Tuesday, September 25, 2007

Go Go Gadget Ads

Google unveils a new ad format to complement web 2.0. The advertisements themselves can feature video, maps, audio, and flash or html actions in what was once the domain of flat, one-dimensional displays. I wonder how long it will take for the first adisode to be produced?

Monday, September 24, 2007

Not So Bunny

Van Halen's "Hot for Teacher" meets the anti-Sir Mix-A-Lot in a recent burger chain commercial that has numerous educators' associations up in arms. Is anyone considering the Patty Melt in all of this?

Thursday, September 20, 2007

Painfully Entertazeing

An incident at a recent University of Florida John Kerry forum has the phrase, "Don't Taze Me, Bro" showing up everywhere from t-shirts to bumper stickers to music video remixes. Please Hammer, Don't Hurt 'Em; He's already been tazed.

Thursday, September 13, 2007

This is a brilliant bit of marketing (simply because it features Bob Dylan) and is precision-built for me. It allows you to 'doctor' the iconic cue card sequence in Dylan's 'Subterranean Homesick Blues' video with your own (invariably rude) message.

Wednesday, September 12, 2007

This Video is the Kebab

This Parisian Kebab Vendor's ditty on his cuisine specialty earned a deal with EMI. Maybe the follow up single will promote whatever beverage goes best with his fare.

Tuesday, September 11, 2007

Cadbury Gorilla ad

I love that this has nothing to do with chocolate, but makes the brand cool. Cadbury has made a lot of noise and fans with this ad.

Monday, September 10, 2007

Loose Lips Sink Ships or Set Them Asail?

The preponderance of recent music leaks to the internet from big name artists is a little perplexing. Is it really becoming an uphill battle to preserve early tracks for an album's street date? Or is intentional leaking the new piece de resistance for a viral marketing strategy? An interesting Village Voice article insinuates such a conspiracy theory around the leaks of Kanye West's Graduation and 50 Cent's Curtis on the same day last week.

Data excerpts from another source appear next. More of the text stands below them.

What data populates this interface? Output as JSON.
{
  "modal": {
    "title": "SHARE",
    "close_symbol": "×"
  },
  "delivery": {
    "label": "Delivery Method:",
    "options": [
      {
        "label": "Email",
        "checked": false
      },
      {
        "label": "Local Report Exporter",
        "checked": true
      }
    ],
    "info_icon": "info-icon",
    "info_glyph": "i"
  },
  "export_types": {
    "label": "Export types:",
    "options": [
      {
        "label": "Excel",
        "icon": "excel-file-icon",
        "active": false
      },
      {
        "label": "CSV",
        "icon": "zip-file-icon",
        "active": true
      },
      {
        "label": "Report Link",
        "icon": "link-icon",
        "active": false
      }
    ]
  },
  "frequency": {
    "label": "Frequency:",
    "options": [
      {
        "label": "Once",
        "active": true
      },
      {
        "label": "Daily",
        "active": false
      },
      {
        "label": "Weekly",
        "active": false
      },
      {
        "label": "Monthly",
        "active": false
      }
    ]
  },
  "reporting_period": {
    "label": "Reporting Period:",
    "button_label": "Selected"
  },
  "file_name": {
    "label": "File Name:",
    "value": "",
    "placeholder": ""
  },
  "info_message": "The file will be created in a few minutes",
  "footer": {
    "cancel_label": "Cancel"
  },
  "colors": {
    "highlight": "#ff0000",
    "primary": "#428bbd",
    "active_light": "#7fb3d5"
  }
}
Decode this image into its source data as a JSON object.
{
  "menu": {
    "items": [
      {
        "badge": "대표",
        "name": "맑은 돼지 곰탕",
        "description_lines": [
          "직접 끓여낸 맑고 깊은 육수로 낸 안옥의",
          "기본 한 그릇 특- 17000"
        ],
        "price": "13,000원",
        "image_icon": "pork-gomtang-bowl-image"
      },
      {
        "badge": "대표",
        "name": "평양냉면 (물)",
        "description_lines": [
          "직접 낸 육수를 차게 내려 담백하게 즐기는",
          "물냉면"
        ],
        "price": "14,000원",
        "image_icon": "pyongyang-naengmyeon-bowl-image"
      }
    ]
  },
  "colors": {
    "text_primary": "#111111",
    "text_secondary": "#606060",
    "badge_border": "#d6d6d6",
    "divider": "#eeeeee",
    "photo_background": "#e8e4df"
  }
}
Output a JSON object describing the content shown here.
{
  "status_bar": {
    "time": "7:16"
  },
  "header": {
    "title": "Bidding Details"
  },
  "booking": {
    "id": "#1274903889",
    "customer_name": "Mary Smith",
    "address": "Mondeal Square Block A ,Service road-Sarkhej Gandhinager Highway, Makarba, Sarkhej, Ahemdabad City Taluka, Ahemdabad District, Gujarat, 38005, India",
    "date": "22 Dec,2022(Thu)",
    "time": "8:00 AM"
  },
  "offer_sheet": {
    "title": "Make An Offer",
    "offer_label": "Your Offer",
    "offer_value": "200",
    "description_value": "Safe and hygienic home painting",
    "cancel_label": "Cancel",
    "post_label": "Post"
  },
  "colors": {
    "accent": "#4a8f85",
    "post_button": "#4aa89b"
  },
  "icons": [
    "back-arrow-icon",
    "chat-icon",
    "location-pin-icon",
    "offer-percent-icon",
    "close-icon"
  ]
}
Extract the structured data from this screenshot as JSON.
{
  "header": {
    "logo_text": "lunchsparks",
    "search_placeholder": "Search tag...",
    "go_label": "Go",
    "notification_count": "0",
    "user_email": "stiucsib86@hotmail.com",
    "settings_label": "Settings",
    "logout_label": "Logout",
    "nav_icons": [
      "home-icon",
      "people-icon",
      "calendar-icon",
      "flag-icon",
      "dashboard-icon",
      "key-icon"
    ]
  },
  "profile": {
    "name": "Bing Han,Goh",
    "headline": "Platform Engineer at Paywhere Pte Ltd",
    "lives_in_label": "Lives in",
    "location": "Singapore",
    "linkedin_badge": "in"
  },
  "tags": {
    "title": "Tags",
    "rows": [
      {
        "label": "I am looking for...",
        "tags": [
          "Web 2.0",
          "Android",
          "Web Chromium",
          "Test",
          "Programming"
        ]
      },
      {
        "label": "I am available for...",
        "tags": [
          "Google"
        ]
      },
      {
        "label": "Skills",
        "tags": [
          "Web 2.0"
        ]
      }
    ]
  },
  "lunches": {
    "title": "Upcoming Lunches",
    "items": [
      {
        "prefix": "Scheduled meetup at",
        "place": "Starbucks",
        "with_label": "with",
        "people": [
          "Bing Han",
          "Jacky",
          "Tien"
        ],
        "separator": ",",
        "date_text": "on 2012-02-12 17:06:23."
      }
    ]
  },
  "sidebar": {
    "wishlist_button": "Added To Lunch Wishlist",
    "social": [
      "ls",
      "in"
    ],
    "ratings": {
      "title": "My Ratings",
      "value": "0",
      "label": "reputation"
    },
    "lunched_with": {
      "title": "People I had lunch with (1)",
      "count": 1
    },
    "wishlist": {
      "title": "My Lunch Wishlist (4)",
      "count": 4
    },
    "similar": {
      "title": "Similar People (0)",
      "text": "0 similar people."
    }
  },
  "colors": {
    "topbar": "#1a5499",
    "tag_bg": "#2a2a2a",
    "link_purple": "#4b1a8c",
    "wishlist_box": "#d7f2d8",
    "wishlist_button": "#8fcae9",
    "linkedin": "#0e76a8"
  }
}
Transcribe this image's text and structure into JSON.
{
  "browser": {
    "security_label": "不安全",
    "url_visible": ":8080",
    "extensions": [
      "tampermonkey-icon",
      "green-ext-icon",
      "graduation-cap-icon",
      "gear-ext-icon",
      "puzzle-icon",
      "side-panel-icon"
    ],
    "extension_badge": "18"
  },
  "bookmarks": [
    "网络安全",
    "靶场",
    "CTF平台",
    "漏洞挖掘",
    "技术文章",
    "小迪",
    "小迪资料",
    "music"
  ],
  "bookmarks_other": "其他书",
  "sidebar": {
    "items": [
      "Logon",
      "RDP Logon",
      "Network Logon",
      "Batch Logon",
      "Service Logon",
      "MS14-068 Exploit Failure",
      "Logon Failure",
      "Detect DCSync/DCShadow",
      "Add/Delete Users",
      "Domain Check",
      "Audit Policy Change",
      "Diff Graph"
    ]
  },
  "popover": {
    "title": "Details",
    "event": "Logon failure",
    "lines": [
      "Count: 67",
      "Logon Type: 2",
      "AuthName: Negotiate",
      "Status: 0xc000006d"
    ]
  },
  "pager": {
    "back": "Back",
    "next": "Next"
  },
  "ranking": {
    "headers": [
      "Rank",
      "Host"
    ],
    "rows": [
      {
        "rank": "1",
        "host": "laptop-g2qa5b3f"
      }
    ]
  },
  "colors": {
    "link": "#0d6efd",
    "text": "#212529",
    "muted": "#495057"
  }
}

Remember in grade school how by way of flirtatious speculation you'd be asked if you liked someone, which was then followed by, "but do you like them, like them?" It seems we may have to start asking internally not whether a song was leaked online, but was it leak leaked?

Wednesday, September 5, 2007

A New (and valuable?) Offspring of the Music Video

Youtube continues to spawn phenomenons. Most recently, anyone wanting to get up to speed on Hip Hop artist, Soulja Boy's 'Crank That' dance need only visit the video site for a literal step-by-step tutorial on how to be official with one's moves the next time the song plays. The instructional clip featuring Soulja Boy himself has received over 3 million views in the month it's been posted (half of the 6+ million of the actual video). Soulja Boy, or his team, has even displayed the wherewithal to scroll the online address for his merchandise store across the lower third of his video to entice greater revenue out of the song's/dance's popularity.

To take it a step further, the web site recently launched in beta phase offering downloads for purchase of instructional clips from artists like KT Tunstall and Coldplay on how to mimic the guitar mastery of their hit songs.

Makes some sense, doesn't it? We admire our favorite artists for their skill, showmanship and musicianship, and often attempt to emulate their dances, guitar play and singing short of ever having a how to video to follow. If an instructional clip is coming straight from the artist we admire, wouldn't it be worth a reasonable fee to download, keep, play and imitate?